И утро сменяя новым,
под плач водосточных трактов,
внемли хоть кивком, хоть словом,
как в доме моем абстрактном
цветет, с каждым днем светлея,
лесной светлячок, свеча ли:
Поэзия-орхидея
моей о тебе печали.
Здесь, как в пристанище Билли Бонса,
вечно темно. Только под вечер солнце
отрикошетит лучом на петли
ржавого сундука, что не так страшно, если
он давно пуст и хранит хлам, как в данном
случае. Впрочем, ведь, клад все равно «Бен Ганом»
был бы разыскан и отдан ублюдкам, ибо
не в недоноске дело. Скажи спасибо
вещей судьбе, что помудрее лоций.
Всякому сквайру десятка твоих эмоций —
выср…ся круто хватит с лихвою навек.
Так и тебе не вскарабкаться, милый, наверх.
Лучше гляди, как закат в сизой зыби тонет,
с кружкою эля встречая конец на склоне
лет, потому, что хоть все словесами вашей
пяди Вселенной, досадно-таки, что к высшей
мере не приговорил ты, кого хотелось,
не произнес все, что на языке вертелось.
Но ведь на то и роль, что тебе от Творца досталась:
не озлобляйся всуе и не возводи на старость
скучных напраслин – все призрачно в этом мире,
а не находишь места – сыграй сам себе на лире,
вспомни любимую, если была она, в час отчаянья.
Не сожалей, что уходишь в страну молчанья.
Все явственней я старею, все меньше мне остается.
Мне жить, как живут другие, на свете не удается:
и сердце ноет печальней, и воет ветер прощальней
на лампу мою из мрака, как знающая собака.
Какое мне все чужое!

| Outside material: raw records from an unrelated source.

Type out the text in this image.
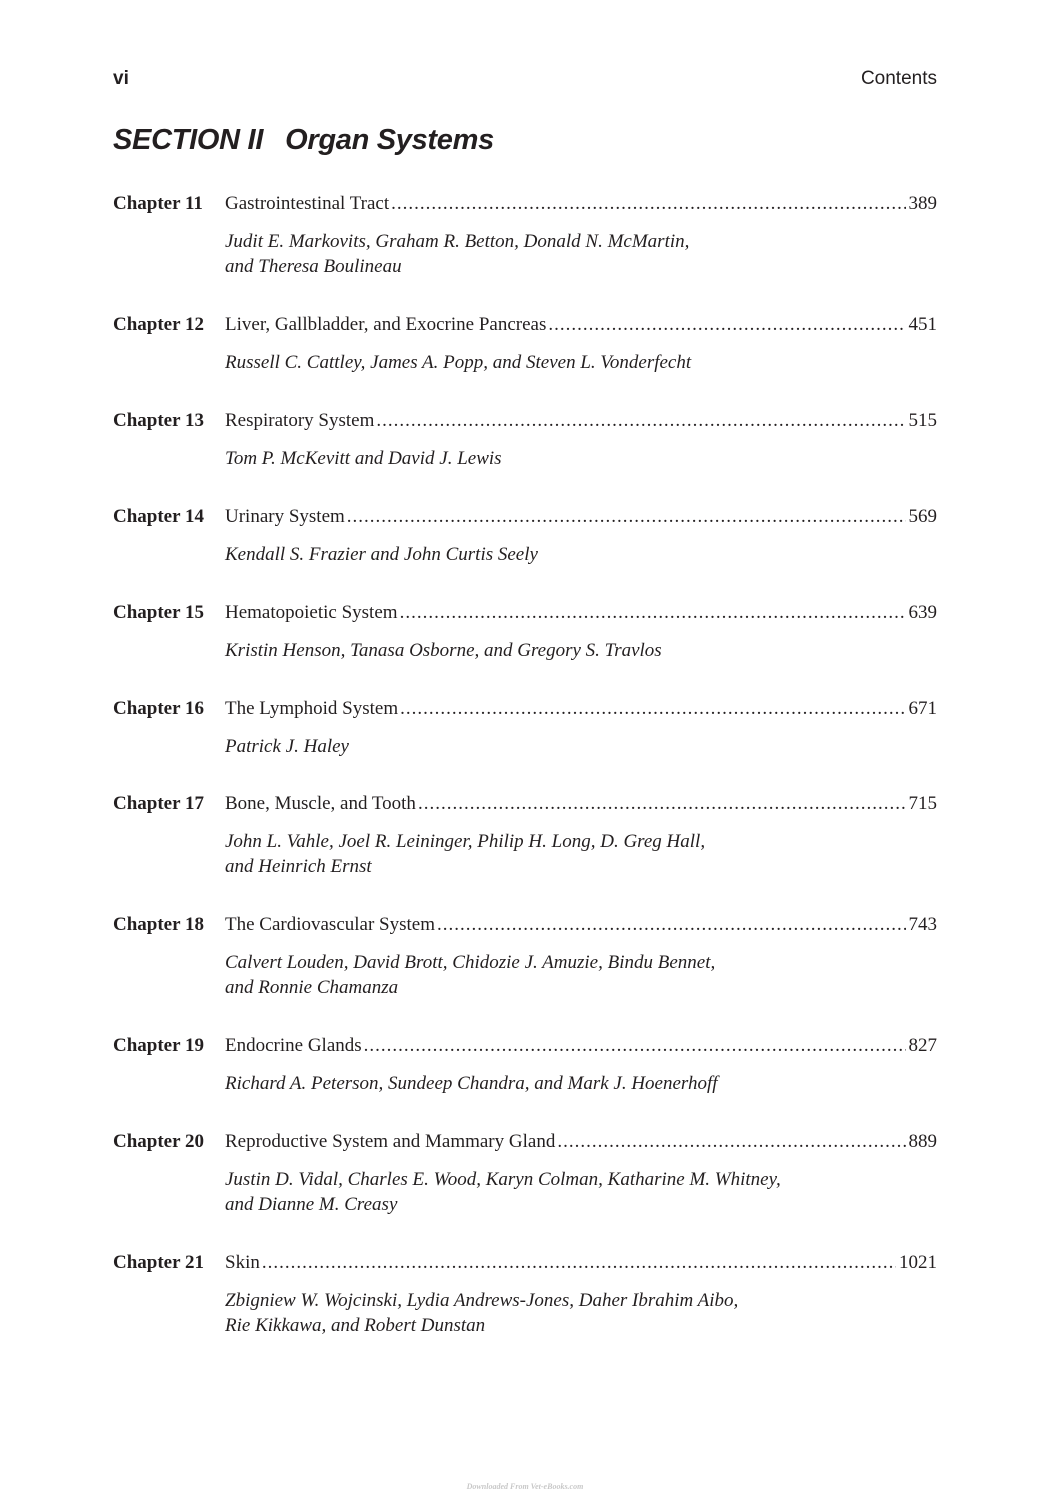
vi	Contents
SECTION II Organ Systems
Chapter 11	Gastrointestinal Tract .....	389
Judit E. Markovits, Graham R. Betton, Donald N. McMartin,
and Theresa Boulineau
Chapter 12	Liver, Gallbladder, and Exocrine Pancreas .....	451
Russell C. Cattley, James A. Popp, and Steven L. Vonderfecht
Chapter 13	Respiratory System .....	515
Tom P. McKevitt and David J. Lewis
Chapter 14	Urinary System .....	569
Kendall S. Frazier and John Curtis Seely
Chapter 15	Hematopoietic System .....	639
Kristin Henson, Tanasa Osborne, and Gregory S. Travlos
Chapter 16	The Lymphoid System .....	671
Patrick J. Haley
Chapter 17	Bone, Muscle, and Tooth .....	715
John L. Vahle, Joel R. Leininger, Philip H. Long, D. Greg Hall,
and Heinrich Ernst
Chapter 18	The Cardiovascular System .....	743
Calvert Louden, David Brott, Chidozie J. Amuzie, Bindu Bennet,
and Ronnie Chamanza
Chapter 19	Endocrine Glands .....	827
Richard A. Peterson, Sundeep Chandra, and Mark J. Hoenerhoff
Chapter 20	Reproductive System and Mammary Gland .....	889
Justin D. Vidal, Charles E. Wood, Karyn Colman, Katharine M. Whitney,
and Dianne M. Creasy
Chapter 21	Skin .....	1021
Zbigniew W. Wojcinski, Lydia Andrews-Jones, Daher Ibrahim Aibo,
Rie Kikkawa, and Robert Dunstan
Downloaded From Vet-eBooks.com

Какие мне все чужие!
Мне будто и стены шепчут: пожитки свои сложи и
беги, пока есть минута, пока еще не решили,
пока они не добрались, пока тебя не убили.
Мгновенья бегут, недели. Прошло Рождество, Крещеньем
повеяло. Жизнь все медлит, как улица с освещеньем:
находит себе причины, вселяет в тебя сомненья,
а после тебе приносит ненужные извиненья.
Так стоит ли суетиться? Достойно ли волноваться?
Никто на земле не знает, бежать или оставаться,
и сколькие под чужими дверями стоят с обедней,
кривою спиною слыша: ни первый ты, ни последний.
Я, право, не осуждаю, я тоже не правил строгих,
Я даже не утверждаю: еб…л я вас всех, двуногих…
Я просто, увы, старею. Как дерево, как картина.
И скоро мой шарм оценит прекрасная синьорина.
А я живу не как надо. Печалюсь, горю неярко.
Не уважаю стадо. Плюю свысока на бедность.
Я удаляюсь в вечность, словно в аллею парка,
бегущую в неизвестность.
На улице отдыхают. Взрывают назло шутихи.
Что три часа ночи, православных не беспокоит.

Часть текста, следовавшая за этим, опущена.